Un secondo insieme di domande di ricerca concerne il futuro dello Stato amministrativo. Da un lato, emerge la tendenza a rialzare barriere nel commercio globale e negli investimenti internazionali. Dall'altro, aumenta la domanda di intervento pubblico per porre rimedio alle distorsioni dei mercati finanziari, per rilanciare l’economia e offrire protezioni sociali. Tuttavia, a causa della crisi del debito sovrano e delle concomitanti politiche di austerità, gli apparati amministrativi dispongono di risorse sempre minori per rispondere a queste domande. Si tratta, insomma, di conciliare esigenze opposte: più e meno Stato, allo stesso tempo. Perciò, a tutte le latitudini, i governi sono continuamente impegnati in ambiziose politiche di riforma. L’aspirazione è costruire uno Stato più intelligente che massimizzi l’uso delle risorse a disposizione e garantisca la soddisfazione di vecchi e nuovi bisogni collettivi. La frammentazione interna dello Stato (agenzie, autorità indipendenti, società di vario genere, fondazioni), tuttavia, solleva difficili problemi di coordinamento e mette in dubbio l’uniformità delle regole pubbliche.

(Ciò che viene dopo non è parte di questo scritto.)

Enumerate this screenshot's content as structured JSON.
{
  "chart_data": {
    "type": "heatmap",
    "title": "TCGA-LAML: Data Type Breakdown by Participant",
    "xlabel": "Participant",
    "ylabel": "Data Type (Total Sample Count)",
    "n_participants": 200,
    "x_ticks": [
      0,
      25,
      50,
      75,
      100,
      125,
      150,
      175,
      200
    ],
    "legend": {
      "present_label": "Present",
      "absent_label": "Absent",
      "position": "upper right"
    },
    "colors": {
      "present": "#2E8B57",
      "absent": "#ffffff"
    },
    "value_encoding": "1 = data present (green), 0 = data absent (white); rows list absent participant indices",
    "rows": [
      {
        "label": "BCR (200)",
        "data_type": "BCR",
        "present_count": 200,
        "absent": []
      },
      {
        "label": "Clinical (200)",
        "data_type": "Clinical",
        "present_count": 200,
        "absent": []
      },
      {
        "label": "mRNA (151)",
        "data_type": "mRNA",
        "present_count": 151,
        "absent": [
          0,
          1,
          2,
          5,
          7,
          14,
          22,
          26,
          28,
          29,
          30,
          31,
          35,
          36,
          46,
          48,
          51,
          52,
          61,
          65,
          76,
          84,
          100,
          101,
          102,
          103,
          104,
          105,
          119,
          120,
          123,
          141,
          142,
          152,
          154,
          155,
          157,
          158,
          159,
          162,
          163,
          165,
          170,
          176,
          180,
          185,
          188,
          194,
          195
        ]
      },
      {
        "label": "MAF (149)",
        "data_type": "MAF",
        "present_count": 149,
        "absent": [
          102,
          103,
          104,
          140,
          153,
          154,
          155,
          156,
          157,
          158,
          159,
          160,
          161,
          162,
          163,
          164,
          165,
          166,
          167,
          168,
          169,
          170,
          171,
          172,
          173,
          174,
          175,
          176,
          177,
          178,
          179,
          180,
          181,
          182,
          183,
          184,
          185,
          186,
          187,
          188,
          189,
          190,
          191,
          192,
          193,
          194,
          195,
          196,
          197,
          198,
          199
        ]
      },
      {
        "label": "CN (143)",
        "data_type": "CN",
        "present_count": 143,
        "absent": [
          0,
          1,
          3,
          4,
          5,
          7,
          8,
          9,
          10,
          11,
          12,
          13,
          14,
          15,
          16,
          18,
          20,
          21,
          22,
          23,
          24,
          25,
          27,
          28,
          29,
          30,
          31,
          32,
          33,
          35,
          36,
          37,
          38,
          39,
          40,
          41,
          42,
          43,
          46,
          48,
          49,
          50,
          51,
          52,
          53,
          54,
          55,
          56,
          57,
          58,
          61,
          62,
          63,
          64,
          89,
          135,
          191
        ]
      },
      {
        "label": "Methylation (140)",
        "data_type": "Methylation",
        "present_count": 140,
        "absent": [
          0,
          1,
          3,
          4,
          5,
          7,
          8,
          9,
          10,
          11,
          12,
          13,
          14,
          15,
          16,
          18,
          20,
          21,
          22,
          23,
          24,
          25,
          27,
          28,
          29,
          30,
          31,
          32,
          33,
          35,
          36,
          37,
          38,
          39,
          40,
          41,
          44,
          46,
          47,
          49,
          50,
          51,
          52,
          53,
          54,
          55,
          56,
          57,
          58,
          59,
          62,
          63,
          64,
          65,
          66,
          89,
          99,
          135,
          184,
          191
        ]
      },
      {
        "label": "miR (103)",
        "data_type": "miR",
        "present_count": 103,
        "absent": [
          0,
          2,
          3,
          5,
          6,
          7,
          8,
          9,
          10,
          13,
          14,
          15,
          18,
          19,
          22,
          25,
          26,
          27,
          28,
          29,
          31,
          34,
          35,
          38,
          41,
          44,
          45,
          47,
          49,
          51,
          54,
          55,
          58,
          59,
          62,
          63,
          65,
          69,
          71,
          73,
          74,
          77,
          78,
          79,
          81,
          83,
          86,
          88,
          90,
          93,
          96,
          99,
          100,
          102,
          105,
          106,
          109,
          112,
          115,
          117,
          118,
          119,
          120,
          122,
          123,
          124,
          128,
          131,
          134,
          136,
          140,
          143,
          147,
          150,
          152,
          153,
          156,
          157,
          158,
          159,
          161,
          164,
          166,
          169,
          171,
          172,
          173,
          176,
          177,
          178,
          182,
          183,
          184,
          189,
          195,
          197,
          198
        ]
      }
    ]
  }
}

Un terzo punto di vista guarda allo Stato attraverso lo scenario europeo ed internazionale. Sia pure non senza discussioni e incertezze, fanno ormai parte del pensiero giuridico paradigmi che vanno ben oltre il diritto internazionale classico. Eppure, proprio su questo versante appare necessaria una valutazione, anche scientifica, dei meccanismi di integrazione e cooperazione dopo l’emersione dei cosiddetti sovranismi. Nell'Unione europea, dinamiche note, ma ancora bisognose di approfondimento, hanno contribuito a ridefinire istituti e politiche cruciali (come ad es. la cittadinanza europea o le politiche migratorie), sino a mettere in discussione le fondamenta stesse del processo di integrazione e l’adesione ad esso. Sul piano internazionale, sono venuti consolidandosi i processi di ritiro unilaterale dai fori di cooperazione multilaterali e dalle organizzazioni internazionali, così come le azioni volte a intralciare o bloccare gli strumenti di cooperazione.

L'emergenza pandemica rappresenta un banco di prova per questi temi: una condizione eccezionale, che mette a dura prova tutto il sistema istituzionale fin nei suoi fondamenti, disvelandone natura, portata e limiti. Soprattutto in assenza di esplicite regolazioni costituzionali dell’emergenza, l’intero sistema dei poteri pubblici – dalle fonti del diritto, alla capacità amministrativa di intervento, sino agli strumenti penali di prevenzione – è sottoposto a tensioni senza precedenti in tempi di pace. Tutti i punti elencati , dunque, si prestano a essere guardati attraverso il prisma dell’emergenza.